April 10, 2018
By Lisa Friedman –
An assessment of threats aimed at Scott Pruitt, the administrator of the Environmental Protection Agency, conducted by the agency’s Homeland Security office in February, undercuts claims made by Mr. Pruitt’s security team to justify millions of dollars in security expenditures, according to an internal document obtained by a Senate Democrat.
Senator Sheldon Whitehouse of Rhode Island wrote in a letter on Tuesdayto John Barrasso, chairman of the Senate Committee on Environment and Public Works, that the E.P.A.’s Homeland Security Intelligence Team reviewed an October memo and found no specific credible threats to the administrator. The October memo was created by Mr. Pruitt’s protective security detail, led by Pasquale Perrotta, who is known as Nino, and was used to justify much of Mr. Pruitt’s large security detail and first-class travel.

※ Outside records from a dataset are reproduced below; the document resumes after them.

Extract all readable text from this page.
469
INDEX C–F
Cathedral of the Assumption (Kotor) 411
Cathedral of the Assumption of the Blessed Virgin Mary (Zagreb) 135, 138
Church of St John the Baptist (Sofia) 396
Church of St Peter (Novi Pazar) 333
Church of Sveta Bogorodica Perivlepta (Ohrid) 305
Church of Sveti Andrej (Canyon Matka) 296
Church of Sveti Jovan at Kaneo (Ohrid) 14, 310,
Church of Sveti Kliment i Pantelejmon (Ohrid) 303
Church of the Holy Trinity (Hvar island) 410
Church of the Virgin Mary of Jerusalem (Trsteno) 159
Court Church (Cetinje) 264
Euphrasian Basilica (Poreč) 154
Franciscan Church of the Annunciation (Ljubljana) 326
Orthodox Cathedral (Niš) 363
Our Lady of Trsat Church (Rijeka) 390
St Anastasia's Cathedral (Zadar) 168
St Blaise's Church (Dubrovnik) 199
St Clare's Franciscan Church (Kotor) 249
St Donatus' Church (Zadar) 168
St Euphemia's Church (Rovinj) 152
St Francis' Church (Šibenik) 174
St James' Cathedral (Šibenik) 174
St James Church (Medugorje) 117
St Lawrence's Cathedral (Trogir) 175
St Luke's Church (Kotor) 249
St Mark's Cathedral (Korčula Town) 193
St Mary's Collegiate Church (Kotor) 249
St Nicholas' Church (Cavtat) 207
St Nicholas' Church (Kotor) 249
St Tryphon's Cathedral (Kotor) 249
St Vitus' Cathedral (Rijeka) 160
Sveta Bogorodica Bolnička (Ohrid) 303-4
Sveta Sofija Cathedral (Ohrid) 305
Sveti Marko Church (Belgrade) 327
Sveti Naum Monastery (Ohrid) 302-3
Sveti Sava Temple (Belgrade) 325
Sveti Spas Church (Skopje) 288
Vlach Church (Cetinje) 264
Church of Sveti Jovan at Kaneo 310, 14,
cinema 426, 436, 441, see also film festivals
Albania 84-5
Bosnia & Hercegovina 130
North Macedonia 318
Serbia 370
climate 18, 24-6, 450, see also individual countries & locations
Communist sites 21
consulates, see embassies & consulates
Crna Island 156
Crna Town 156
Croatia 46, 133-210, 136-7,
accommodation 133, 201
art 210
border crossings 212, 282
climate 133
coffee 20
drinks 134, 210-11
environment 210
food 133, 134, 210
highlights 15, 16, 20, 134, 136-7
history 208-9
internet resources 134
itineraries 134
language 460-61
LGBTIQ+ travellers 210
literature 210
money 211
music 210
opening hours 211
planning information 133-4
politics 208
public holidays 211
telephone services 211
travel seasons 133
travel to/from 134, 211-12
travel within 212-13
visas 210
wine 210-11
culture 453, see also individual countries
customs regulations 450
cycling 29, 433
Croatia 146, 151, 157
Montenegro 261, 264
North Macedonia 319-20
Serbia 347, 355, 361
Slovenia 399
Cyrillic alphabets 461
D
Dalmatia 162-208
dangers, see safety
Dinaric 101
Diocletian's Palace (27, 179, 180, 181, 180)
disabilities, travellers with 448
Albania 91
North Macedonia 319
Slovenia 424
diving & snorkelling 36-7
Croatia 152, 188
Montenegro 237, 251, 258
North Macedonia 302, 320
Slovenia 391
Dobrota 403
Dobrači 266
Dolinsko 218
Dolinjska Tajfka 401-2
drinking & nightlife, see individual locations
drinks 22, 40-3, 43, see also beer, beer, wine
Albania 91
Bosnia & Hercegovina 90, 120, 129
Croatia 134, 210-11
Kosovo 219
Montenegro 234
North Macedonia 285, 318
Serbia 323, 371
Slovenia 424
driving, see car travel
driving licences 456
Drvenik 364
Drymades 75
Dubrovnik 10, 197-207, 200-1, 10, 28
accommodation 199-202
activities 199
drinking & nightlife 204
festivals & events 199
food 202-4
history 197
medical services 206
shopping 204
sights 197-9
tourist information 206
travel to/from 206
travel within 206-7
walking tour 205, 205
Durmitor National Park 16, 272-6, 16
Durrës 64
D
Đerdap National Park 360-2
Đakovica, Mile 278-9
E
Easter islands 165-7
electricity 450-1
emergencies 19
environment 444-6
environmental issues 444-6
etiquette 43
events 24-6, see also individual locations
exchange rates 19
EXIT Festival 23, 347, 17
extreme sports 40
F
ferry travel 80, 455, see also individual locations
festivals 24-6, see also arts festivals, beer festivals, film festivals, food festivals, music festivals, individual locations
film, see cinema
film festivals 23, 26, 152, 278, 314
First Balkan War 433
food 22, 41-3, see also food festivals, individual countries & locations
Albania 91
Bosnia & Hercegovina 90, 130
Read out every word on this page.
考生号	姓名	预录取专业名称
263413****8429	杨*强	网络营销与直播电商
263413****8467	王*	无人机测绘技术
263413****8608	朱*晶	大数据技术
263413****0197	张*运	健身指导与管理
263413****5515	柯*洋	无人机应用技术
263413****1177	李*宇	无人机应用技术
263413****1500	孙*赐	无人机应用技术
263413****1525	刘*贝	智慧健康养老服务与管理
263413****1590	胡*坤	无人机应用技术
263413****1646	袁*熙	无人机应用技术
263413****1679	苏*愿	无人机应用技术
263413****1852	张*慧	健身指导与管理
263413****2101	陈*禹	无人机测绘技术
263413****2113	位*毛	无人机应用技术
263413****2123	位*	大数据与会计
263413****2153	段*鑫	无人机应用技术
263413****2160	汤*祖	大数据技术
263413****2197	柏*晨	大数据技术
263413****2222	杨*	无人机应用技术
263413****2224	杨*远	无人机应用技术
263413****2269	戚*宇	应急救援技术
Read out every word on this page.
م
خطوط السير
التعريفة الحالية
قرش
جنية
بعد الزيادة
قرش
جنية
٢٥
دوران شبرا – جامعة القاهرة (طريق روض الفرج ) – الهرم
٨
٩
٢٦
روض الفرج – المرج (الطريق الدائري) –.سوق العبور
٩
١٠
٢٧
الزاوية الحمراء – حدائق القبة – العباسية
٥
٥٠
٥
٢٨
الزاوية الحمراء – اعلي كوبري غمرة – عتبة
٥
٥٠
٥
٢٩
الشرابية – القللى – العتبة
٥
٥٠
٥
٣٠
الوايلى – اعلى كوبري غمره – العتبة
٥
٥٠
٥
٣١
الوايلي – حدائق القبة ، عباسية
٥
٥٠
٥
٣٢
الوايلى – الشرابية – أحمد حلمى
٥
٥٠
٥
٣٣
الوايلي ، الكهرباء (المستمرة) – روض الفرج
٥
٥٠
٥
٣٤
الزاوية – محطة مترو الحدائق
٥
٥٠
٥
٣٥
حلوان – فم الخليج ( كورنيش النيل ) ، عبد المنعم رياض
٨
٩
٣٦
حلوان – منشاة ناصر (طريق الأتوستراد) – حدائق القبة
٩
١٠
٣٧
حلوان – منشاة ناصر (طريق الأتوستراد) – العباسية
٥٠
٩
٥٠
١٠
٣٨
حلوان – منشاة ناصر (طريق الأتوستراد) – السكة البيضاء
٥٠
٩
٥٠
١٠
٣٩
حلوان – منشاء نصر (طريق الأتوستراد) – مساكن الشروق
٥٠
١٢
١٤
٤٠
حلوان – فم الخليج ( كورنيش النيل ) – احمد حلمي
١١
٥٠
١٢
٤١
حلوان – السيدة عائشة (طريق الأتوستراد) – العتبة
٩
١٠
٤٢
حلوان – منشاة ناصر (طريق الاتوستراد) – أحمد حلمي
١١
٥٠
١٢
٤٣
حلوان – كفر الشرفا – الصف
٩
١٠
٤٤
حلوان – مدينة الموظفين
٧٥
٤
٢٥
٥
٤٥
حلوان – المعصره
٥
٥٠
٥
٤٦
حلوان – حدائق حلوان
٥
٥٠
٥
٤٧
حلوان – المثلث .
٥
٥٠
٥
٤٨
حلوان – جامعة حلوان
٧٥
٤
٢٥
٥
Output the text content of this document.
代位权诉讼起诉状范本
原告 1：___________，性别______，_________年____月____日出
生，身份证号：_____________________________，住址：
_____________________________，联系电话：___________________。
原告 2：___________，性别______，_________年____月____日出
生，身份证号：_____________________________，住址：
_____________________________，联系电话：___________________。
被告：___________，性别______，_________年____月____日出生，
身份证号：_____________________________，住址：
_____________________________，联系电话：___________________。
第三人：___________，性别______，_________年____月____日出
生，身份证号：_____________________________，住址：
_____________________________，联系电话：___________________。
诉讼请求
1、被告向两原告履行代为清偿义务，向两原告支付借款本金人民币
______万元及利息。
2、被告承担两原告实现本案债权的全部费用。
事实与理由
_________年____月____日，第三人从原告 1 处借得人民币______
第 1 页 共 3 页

The same February assessment described repeated efforts by E.P.A. intelligence officials to tell the agency’s inspector general and senior leadership “that ‘the threat’ to the Administrator was being inappropriately mischaracterized” by Mr. Pruitt’s security detail, Mr. Whitehouse wrote in the letter, sent jointly with Senator Tom Carper, a Democrat of Delaware.